Clinical evidence suggests that some patients diagnosed with coronavirus disease 2019 (COVID-19) experience a variety of complications associated with significant morbidity, especially in severe cases during the initial spread of the pandemic. To support early interventions, we propose a machine learning system that predicts the risk of developing multiple complications. We processed data collected from 3,352 patient encounters admitted to 18 facilities between April 1 and April 30, 2020, in Abu Dhabi (AD), United Arab Emirates. Using data collected during the first 24 h of admission, we trained machine learning models to predict the risk of developing any of three complications after 24 h of admission. The complications include Secondary Bacterial Infection (SBI), Acute Kidney Injury (AKI), and Acute Respiratory Distress Syndrome (ARDS). The hospitals were grouped based on geographical proximity to assess the proposed system's learning generalizability, AD Middle region and AD Western & Eastern regions, A and B, respectively. The overall system includes a data filtering criterion, hyperparameter tuning, and model selection. In test set A, consisting of 587 patient encounters (mean age: 45.5), the system achieved a good area under the receiver operating curve (AUROC) for the prediction of SBI (0.902 AUROC), AKI (0.906 AUROC), and ARDS (0.854 AUROC). Similarly, in test set B, consisting of 225 patient encounters (mean age: 42.7), the system performed well for the prediction of SBI (0.859 AUROC), AKI (0.891 AUROC), and ARDS (0.827 AUROC). The performance results and feature importance analysis highlight the system's generalizability and interpretability. The findings illustrate how machine learning models can achieve a strong performance even when using a limited set of routine input variables. Since our proposed system is data-driven, we believe it can be easily repurposed for different outcomes considering the changes in COVID-19 variants over time.

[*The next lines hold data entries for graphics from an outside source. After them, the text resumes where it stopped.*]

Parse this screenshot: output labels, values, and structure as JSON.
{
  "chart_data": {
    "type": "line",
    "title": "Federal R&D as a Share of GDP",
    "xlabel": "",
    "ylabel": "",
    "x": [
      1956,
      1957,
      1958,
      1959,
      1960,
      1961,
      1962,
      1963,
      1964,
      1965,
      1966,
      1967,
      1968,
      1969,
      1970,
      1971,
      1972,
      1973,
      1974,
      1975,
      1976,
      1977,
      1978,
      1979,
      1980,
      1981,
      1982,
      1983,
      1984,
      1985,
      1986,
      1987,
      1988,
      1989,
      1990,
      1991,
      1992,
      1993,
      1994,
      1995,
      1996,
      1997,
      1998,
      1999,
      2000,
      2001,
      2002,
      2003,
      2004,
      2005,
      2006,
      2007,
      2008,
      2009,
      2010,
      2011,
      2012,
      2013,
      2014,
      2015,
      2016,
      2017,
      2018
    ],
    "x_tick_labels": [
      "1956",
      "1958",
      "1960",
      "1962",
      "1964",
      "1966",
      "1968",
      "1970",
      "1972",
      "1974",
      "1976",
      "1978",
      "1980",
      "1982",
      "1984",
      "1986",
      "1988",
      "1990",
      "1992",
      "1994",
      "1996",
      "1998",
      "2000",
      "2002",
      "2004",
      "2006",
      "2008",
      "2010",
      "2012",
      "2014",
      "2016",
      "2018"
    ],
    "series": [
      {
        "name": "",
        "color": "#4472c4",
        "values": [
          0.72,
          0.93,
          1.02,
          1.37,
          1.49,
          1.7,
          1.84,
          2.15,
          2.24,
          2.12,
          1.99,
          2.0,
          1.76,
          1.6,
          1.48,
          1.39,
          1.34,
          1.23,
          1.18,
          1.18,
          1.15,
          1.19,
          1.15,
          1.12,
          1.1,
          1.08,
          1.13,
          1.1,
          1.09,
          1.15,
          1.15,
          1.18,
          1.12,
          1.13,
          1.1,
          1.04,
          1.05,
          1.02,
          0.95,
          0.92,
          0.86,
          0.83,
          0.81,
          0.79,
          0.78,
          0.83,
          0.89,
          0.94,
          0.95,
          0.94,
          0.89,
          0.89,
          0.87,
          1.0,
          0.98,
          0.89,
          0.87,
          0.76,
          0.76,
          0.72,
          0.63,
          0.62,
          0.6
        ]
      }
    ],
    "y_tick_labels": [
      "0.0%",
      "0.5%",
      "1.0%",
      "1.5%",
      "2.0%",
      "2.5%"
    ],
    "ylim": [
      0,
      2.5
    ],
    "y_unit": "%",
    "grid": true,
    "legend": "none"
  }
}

临床证据表明,一些被诊断为2019冠状病毒病(COVID-19)的患者会出现各种与严重发病相关的并发症,尤其是在疫情初期传播期间的重症病例中。为了支持早期干预,我们提出了一个机器学习系统,该系统可以预测发生多种并发症的风险。我们处理了2020年4月1日至4月30日期间从阿拉伯联合酋长国阿布扎比(AD)的18家医疗机构收治的3352例患者的数据。利用入院后前24小时收集的数据,我们训练了机器学习模型,以预测入院24小时后发生三种并发症中任何一种的风险。这些并发症包括继发性细菌感染(SBI)、急性肾损伤(AKI)和急性呼吸窘迫综合征(ARDS)。医院根据地理位置进行分组,以评估所提出系统的学习通用性,分别为AD中部地区和AD西部及东部地区,A组和B组。整个系统包括数据过滤标准、超参数调整和模型选择。在由587例患者(平均年龄:45.5岁)组成的测试集A中,该系统在预测SBI(曲线下面积为0.902)、AKI(曲线下面积为0.906)和ARDS(曲线下面积为0.854)方面取得了良好的受试者操作特征曲线下面积(AUROC)。同样,在由225例患者(平均年龄:42.7岁)组成的测试集B中,该系统在预测SBI(曲线下面积为0.859)、AKI(曲线下面积为0.891)和ARDS(曲线下面积为0.827)方面表现良好。性能结果和特征重要性分析突出了该系统的通用性和可解释性。研究结果表明,即使使用有限的一组常规输入变量,机器学习模型也能取得强大的性能。由于我们提出的系统是数据驱动的,我们相信考虑到COVID-19变体随时间的变化,它可以很容易地重新用于不同的结果预测。